Chamamento à conversão e à esperança
Por fim, importa reconhecer que o PT que porfiou por ética na política (políticos responsáveis e honestos) e por ética da política
(instituições e procedimentos segundo valores e princípios), com o
mensalão de alguns de seus membros, abriu uma ferida que por muito tempo
irá sangrar. Muitos, mesmo não inscritos no partido como eu, havíamos
depositado confiança na séria dimensão ética das práticas políticas do
PT. Nós, intelectuais, podemos ficar frustrados face aos delitos
eventualmente cometidos, mas o povo confiante não merece sentir-se
traído e ludibriado como tantas vezes na história.
Quem caiu,
sempre pode se levantar e recomeçar.

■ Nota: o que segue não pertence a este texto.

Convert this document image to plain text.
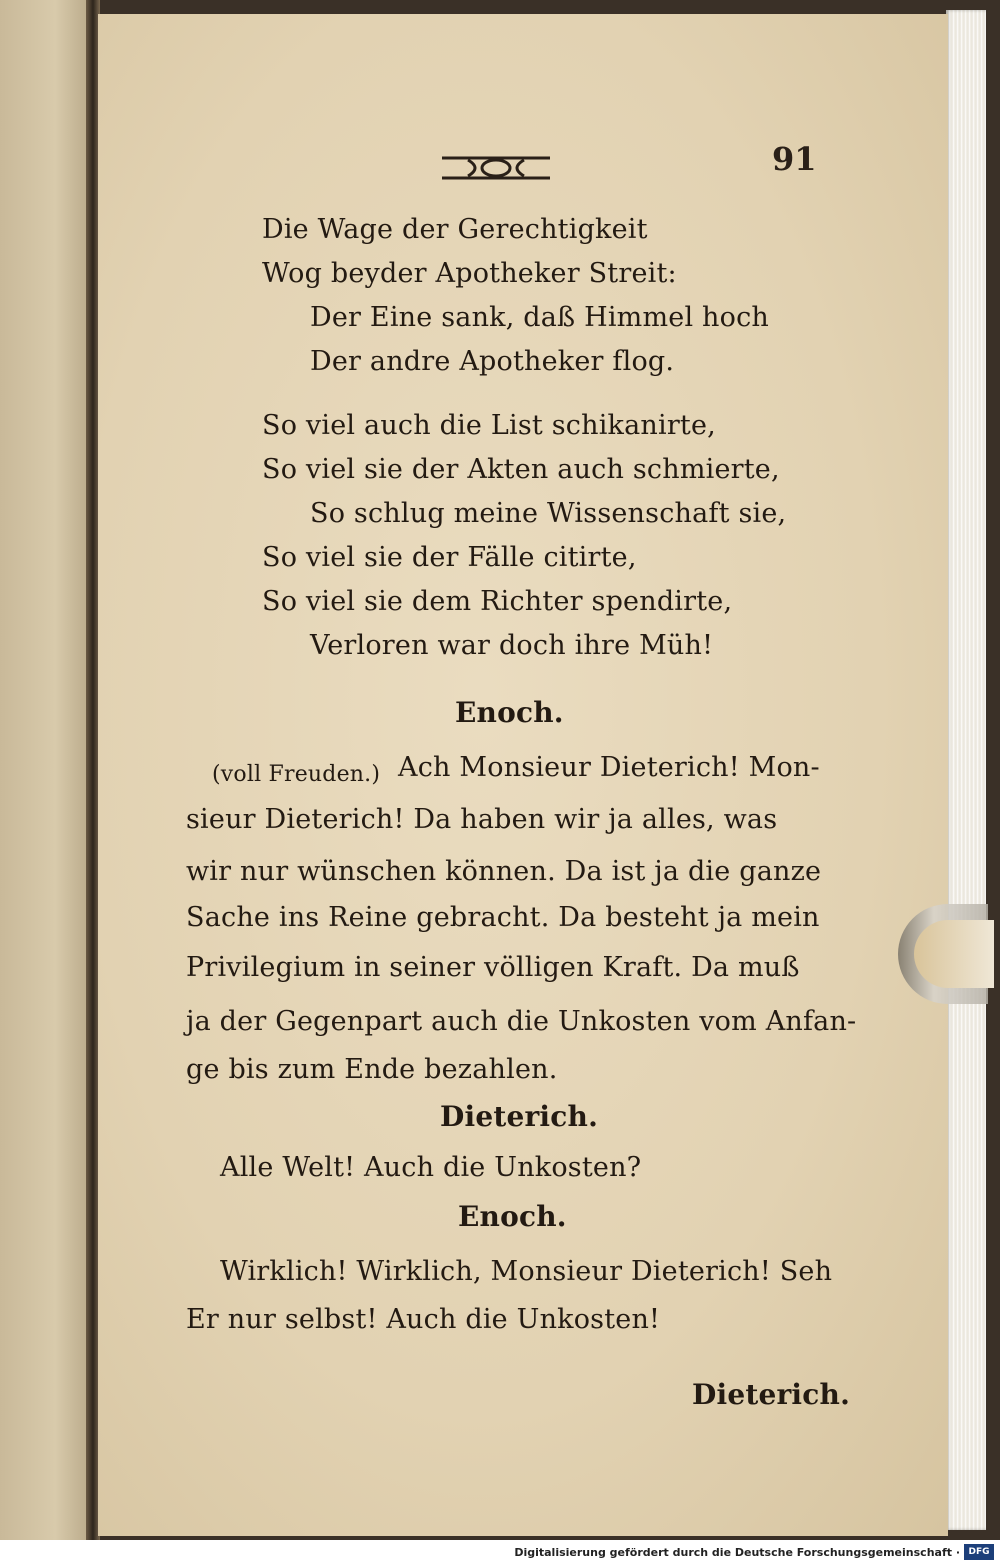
91
Die Wage der Gerechtigkeit
Wog beyder Apotheker Streit:
Der Eine sank, daß Himmel hoch
Der andre Apotheker flog.
So viel auch die List schikanirte,
So viel sie der Akten auch schmierte,
So schlug meine Wissenschaft sie,
So viel sie der Fälle citirte,
So viel sie dem Richter spendirte,
Verloren war doch ihre Müh!
Enoch.
(voll Freuden.) Ach Monsieur Dieterich! Mon-
sieur Dieterich! Da haben wir ja alles, was
wir nur wünschen können. Da ist ja die ganze
Sache ins Reine gebracht. Da besteht ja mein
Privilegium in seiner völligen Kraft. Da muß
ja der Gegenpart auch die Unkosten vom Anfan-
ge bis zum Ende bezahlen.
Dieterich.
Alle Welt! Auch die Unkosten?
Enoch.
Wirklich! Wirklich, Monsieur Dieterich! Seh
Er nur selbst! Auch die Unkosten!
Dieterich.
Digitalisierung gefördert durch die Deutsche Forschungsgemeinschaft · DFG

É o que cobramos do PT, sem o que
perde credibilidade e dificilmente pode mais se apresentar como
alternativa a um tipo de política que incorpora em seus hábitos a
corrupção e o uso indevido do poder público para garantir vitórias.
Criou-se um vazio que clama por ser preenchido, pelo PT reconvertido ou
por outros atores e partidos que levantem a bandeira da ética e orientem
suas práticas políticas por princípios e valores éticos. Nisso nossa
esperança não desfalece.
Leonardo Boff
Leonardo Boff é professor emérito de ética da Uerj e membro da Comissão Internacional da Carta da Terra.